The true costs of scuba diving to the operator

The Costs of a Scuba Diving Trip

Scuba diving is a recreational activity that is becoming more and more popular every year. It can be enjoyed by anyone aged 10 years or older in pools, freshwater and seas all around the world. Some people have all their own gear and tanks, and dive as and when they choose in the sea or a local lake, but most people pay to dive with a diving centre from the beach or off of a boat. Costs vary greatly around the world, but in general scuba diving is not a cheap activity. The cost of scuba diving includes several factors, which include the equipment, getting to the location, staff, and maybe local fees for entering a lake or national marine park.

Scuba diving equipment is not cheap to buy, and a complete set of good-quality diving gear usually costs $1,500 or more. In addition, it needs regular maintenance. Divers who don’t have their own gear can rent it from a dive centre, usually at a fee of $20+/day. Getting to the dive site usually involves a boat ride, and running boats is expensive for several reasons, which include mooring fees, fuel and more. Public lakes and national marine parks are usually protected by local authorities who may charge a fee for members of the public to enter and/or dive.

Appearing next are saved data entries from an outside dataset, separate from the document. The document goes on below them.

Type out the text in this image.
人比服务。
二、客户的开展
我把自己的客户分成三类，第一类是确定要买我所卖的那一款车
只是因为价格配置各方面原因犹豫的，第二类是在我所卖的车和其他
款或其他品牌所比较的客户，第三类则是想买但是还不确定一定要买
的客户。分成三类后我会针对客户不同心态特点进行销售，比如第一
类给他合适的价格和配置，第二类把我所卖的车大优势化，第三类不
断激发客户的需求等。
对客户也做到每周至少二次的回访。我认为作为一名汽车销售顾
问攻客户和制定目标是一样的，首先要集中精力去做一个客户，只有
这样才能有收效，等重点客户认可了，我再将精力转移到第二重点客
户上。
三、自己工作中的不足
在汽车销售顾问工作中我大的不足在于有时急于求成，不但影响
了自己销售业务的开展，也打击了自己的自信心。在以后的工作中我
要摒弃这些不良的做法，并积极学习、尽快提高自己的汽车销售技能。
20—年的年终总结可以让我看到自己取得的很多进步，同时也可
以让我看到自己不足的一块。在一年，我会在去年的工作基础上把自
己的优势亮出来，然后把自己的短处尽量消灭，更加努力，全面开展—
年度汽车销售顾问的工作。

Our diving guests often ask if they can pay a lower rate if they miss or skip a dive. They may be flying the same day or the following morning, or maybe just don’t want to dive as much as others on the boat. Also, sometimes the boat or dive centre need to reduce the number of dives on a trip due to factors out of their control, such as sea or weather conditions. It’s important to understand that the cost of ‘each dive’ is a very small percentage of the overall cost of a scuba diving trip, and missing one or two dives usually makes no difference to the price paid by the customer.

Why Can’t I Get a Discount or Partial Refund If I Miss Some Dives?

The cost of scuba diving liveaboard & day trips involves many things, and filling a tank of air is a tiny percentage of the overall cost. Depending on the type of boat, length of trip, and dive staff & boat crew, the main costs are the running of the boat (especially fuel) the salaries of the staff & crew, and food for everyone on board. If one or two guests decide to skip a dive, then the cost to the dive centre or boat owner is the same. The Divemaster guide still needs to be paid, and will most likely lead other divers anyway. The cost of fuel, food and salaries doesn’t change. Therefore, when our guests ask for a lower price because they plan to or already missed one or more dives, it’s necessary to explain that a discount or partial refund is not possible. Filling the tank of air is the only financial difference to the dive centre or boat owner, and this costs nothing or almost nothing due to the compressor running off of the boat’s generator.

What Happens If the Dive Centre or Boat Reduces the Number of Dives of a Trip?

Occasionally, extreme or unseasonal sea or weather conditions mean that not all of the planned dives are possible. This may also happen in the case of mechanical failure or some other external factor. Again, the cost of the trip is still the same to the operator as if all the planned dives are provided. They would never cancel dives just to save a very small amount of money on filling tanks. If the dive centre or boat operator are forced to cancel one or more dives of the trip, they usually explain clearly to everyone on board, and in most cases they will offer some kind of compensation, such as free beer or merchandise. This is always their decision and nothing to do with the booking agent or staff on board. It’s always up to the captain and cruise leader, taking into account the safety of all on board as a priority.

What are the Expensive Costs of Scuba Diving?

  • The boat is by far the greatest cost. Boats are extremely expensive to buy & run. Boats are very expensive, and even if they aren’t used it costs a lot of money to keep them. If the boat is used, then of course the fuel is a huge expense, but so is regular maintenance of the engine & other parts.
  • The food on a diving trip is also expensive. It must be bought and prepared in advance, and kept fresh for the whole trip. Also, it’s important that guests have enough, which means that more than enough food is always bought and prepared. Keeping ingredients cold and gas for cooking also costs money.
  • Diving equipment is expensive to buy, and it needs regular maintenance. After two or more years of regular daily use, it usually needs to be replaced. In addition, each boat or dive centre needs more than enough sets of dive gear to be sure to have enough of every size. For example, if a group of large or small people all want to dive at the same time, then they all need gear to fit them. It’s important for scuba diving equipment to fit properly.
  • The boat crew and dive staff all need to be paid. Often the local crew’s salaries are less than the dive staff, but they may get paid during the low season as well. Employing cheaper staff is dangerous both for business and for the overall wellbeing & safety of everyone on board. It’s vital to have qualified and experienced staff & crew on every trip.